Jacko Heaslip

Cricket information
- Batting: Right-handed
- Bowling: Off spin

International information
- National side: Ireland;

Career statistics
| Competition | First-class |
| Matches | 10 |
| Runs scored | 389 |
| Batting average | 21.61 |
| 100s/50s | 0/1 |
| Top score | 92* |
| Balls bowled | 1,677 |
| Wickets | 25 |
| Bowling average | 24.40 |
| 5 wickets in innings | 2 |
| 10 wickets in match | 0 |
| Best bowling | 5/67 |
| Catches/stumpings | 4/– |
- Source: CricketArchive, 16 November 2022

= Jacko Heaslip =

Irish cricketer

John Ganly "Jacko" Heaslip (26 November 1899 – 23 May 1966) was an Irish cricketer. A right-handed batsman and off spin bowler, he played 18 times for the Ireland cricket team between 1920 and 1933, including eight first-class matches. He also played two first-class matches for Dublin University.

==Playing career==

He made his debut for Ireland in July 1920 against Scotland in a first-class match. He played against the Irish military the next year in addition to another match against Scotland. In 1922 he played a first-class match for Dublin University against Essex, but did not represent Ireland.

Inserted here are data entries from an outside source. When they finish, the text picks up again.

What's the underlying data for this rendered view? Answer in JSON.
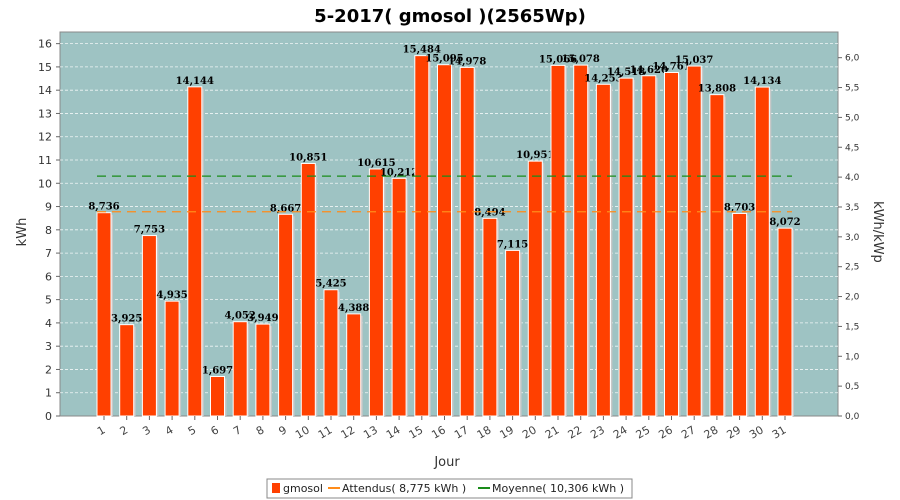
{
  "chart_data": {
    "type": "bar",
    "title": "5-2017( gmosol )(2565Wp)",
    "xlabel": "Jour",
    "ylabel": "kWh",
    "ylabel_right": "kWh/kWp",
    "ylim": [
      0,
      16.5
    ],
    "ylim_right": [
      0,
      6.43
    ],
    "yticks": [
      0,
      1,
      2,
      3,
      4,
      5,
      6,
      7,
      8,
      9,
      10,
      11,
      12,
      13,
      14,
      15,
      16
    ],
    "yticks_right": [
      "0,0",
      "0,5",
      "1,0",
      "1,5",
      "2,0",
      "2,5",
      "3,0",
      "3,5",
      "4,0",
      "4,5",
      "5,0",
      "5,5",
      "6,0"
    ],
    "categories": [
      "1",
      "2",
      "3",
      "4",
      "5",
      "6",
      "7",
      "8",
      "9",
      "10",
      "11",
      "12",
      "13",
      "14",
      "15",
      "16",
      "17",
      "18",
      "19",
      "20",
      "21",
      "22",
      "23",
      "24",
      "25",
      "26",
      "27",
      "28",
      "29",
      "30",
      "31"
    ],
    "series": [
      {
        "name": "gmosol",
        "values": [
          8.736,
          3.925,
          7.753,
          4.935,
          14.144,
          1.697,
          4.052,
          3.949,
          8.667,
          10.851,
          5.425,
          4.388,
          10.615,
          10.212,
          15.484,
          15.095,
          14.978,
          8.494,
          7.115,
          10.951,
          15.066,
          15.078,
          14.253,
          14.518,
          14.62,
          14.761,
          15.037,
          13.808,
          8.703,
          14.134,
          8.072
        ],
        "labels": [
          "8,736",
          "3,925",
          "7,753",
          "4,935",
          "14,144",
          "1,697",
          "4,052",
          "3,949",
          "8,667",
          "10,851",
          "5,425",
          "4,388",
          "10,615",
          "10,212",
          "15,484",
          "15,095",
          "14,978",
          "8,494",
          "7,115",
          "10,951",
          "15,066",
          "15,078",
          "14,253",
          "14,518",
          "14,620",
          "14,761",
          "15,037",
          "13,808",
          "8,703",
          "14,134",
          "8,072"
        ]
      }
    ],
    "lines": [
      {
        "name": "Attendus( 8,775 kWh )",
        "value": 8.775
      },
      {
        "name": "Moyenne( 10,306 kWh )",
        "value": 10.306
      }
    ],
    "grid": true,
    "legend_position": "bottom",
    "colors": {
      "plot_bg": "#9ec3c3",
      "bar": "#ff4000",
      "bar_shadow": "#c8c8c8",
      "attendus": "#ff8c1a",
      "moyenne": "#1a8c1a",
      "grid": "#ffffff"
    }
  }
}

He returned to the Irish side in 1923, playing that year against Scotland and Wales. He scored 96 against Wales, his highest score for Ireland. In 1924, he played against the MCC, Scotland and Wales, taking 5/67 against Scotland, his best bowling figures in first-class cricket. He also played a first-class match for Dublin University against Northamptonshire in June of that year.

He continued to play for Ireland over the following few years, mainly playing against the MCC and Scotland, with a match against the West Indies in 1928. He scored 92 not out against Scotland in 1927, his highest first-class score, and 5/49 against the MCC in 1926, his best bowling figures for Ireland. His international career finished with two matches against the MCC at Lord's in 1931 and 1933.

==Statistics==

In all matches for Ireland, he scored 720 runs at an average of 25.71. He scored four half-centuries. He took 49 wickets at an average of 20.10. He took five wickets in an innings three times.